Esto se puede leer en el libro titulado Al pie de la Torre Eiffel, crónica de la Exposición de París de 1889, artículo que le valió la indignación de los militares españoles pues lo que sigue es un varapalo ingeniosísimo contra la guerra en la paz, es decir, contra los militares convertidos en barrigudos funcionarios. Uno de ellos (me refiero a los primeros, no a los segundos), indignado, escribió una réplica titulada Al pie de la Torre de los Lujanes que le dio pie a ella para escribir una contrarréplica impagable, incluida en ese mismo volumen.
Pero volviendo a lo que les quiero decir: estas palabras las suscribiría yo punto por punto y añadiría que sin la Segunda Guerra Mundial, por ejemplo, no se hubiera podido detener el nazismo y sin la guerra actual no se podría detener el terrorismo y el avance en Occidente del islamismo, ya sea integrista o no, pues incluso el que no lo es, es para nosotros malo y para las mujeres, pésimo sin excepción, por lo que supone de amenaza a nuestra condición de seres libres, luego humanos. Aunque yo fuera pacifista y reprobara la guerra —actitud perfectamente respetable— una vez empezada ésta desearía que todo acabara para bien para los que defienden y representan mis valores. Pero no es así, como lo demuestran las pancartas de “Sadam te quiero” o “Ni americanos, ni judíos, no a los pueblos elegidos” que esgrimen los que nos han traído hasta aquí el frente, como decía al principio.
Ahora que me he desahogado prosigo esta subcrónica de la paz en la guerra, que pienso acoger en mis dragones mientras no termine ésta, espero que con nuestra victoria. Tengo que confesar que por una serie de razones que no vienen al caso, apenas he asistido a actos y saraos, y he tenido que recurrir, una vez más, a testimonios ajenos para poderles mantener informados. El plato fuerte lo constituyó la presentación del libro de Juan Pablo Fusi, La patria lejana.

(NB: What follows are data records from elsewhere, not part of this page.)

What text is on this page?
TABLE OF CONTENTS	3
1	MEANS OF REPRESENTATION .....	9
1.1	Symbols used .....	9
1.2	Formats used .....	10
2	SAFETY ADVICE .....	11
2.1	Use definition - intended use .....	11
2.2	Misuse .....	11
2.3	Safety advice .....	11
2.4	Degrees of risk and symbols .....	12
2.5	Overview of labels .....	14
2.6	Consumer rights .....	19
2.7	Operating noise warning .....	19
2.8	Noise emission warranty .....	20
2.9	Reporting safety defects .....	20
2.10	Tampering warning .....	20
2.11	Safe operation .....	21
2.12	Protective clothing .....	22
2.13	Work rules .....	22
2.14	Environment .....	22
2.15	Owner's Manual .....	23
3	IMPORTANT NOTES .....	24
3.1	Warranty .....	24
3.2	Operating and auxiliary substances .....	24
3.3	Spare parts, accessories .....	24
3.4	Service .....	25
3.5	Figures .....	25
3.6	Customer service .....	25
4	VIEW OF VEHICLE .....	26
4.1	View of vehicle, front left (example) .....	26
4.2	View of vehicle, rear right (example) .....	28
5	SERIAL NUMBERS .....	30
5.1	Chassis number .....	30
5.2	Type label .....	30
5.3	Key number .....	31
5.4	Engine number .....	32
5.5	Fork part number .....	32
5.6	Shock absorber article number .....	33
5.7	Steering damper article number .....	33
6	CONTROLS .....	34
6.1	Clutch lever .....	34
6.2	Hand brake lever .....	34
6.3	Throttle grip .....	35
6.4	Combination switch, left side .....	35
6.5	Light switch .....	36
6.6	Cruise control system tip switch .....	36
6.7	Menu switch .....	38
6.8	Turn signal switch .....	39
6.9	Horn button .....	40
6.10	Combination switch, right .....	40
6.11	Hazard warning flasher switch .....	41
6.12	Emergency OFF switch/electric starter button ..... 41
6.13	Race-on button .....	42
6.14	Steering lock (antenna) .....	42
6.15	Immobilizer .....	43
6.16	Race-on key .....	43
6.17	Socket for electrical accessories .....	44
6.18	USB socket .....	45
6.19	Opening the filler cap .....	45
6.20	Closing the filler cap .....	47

El nacionalismo en el siglo XX publicado en Taurus. Mi informante me contó que Javier Pradera estuvo tan malintencionado como siempre, y que en el apocamiento de los demás presentadores se notaba el fenómeno de ese miedo a decir lo que se piensa que se está extendiendo como una plaga desde el País Vasco. Al parecer (recuerden que transmito lo que me han contado) Fernando Rodríguez Lafuente habló, no sé a cuenta de qué, de escritores que han escrito o escriben en idiomas que no son los suyos maternos y entre Kafka, London, y Beckett incluyó a Jorge Semprún como si fueran mínimamente parangonables. Sin duda, hay que ser absolutamente modernos.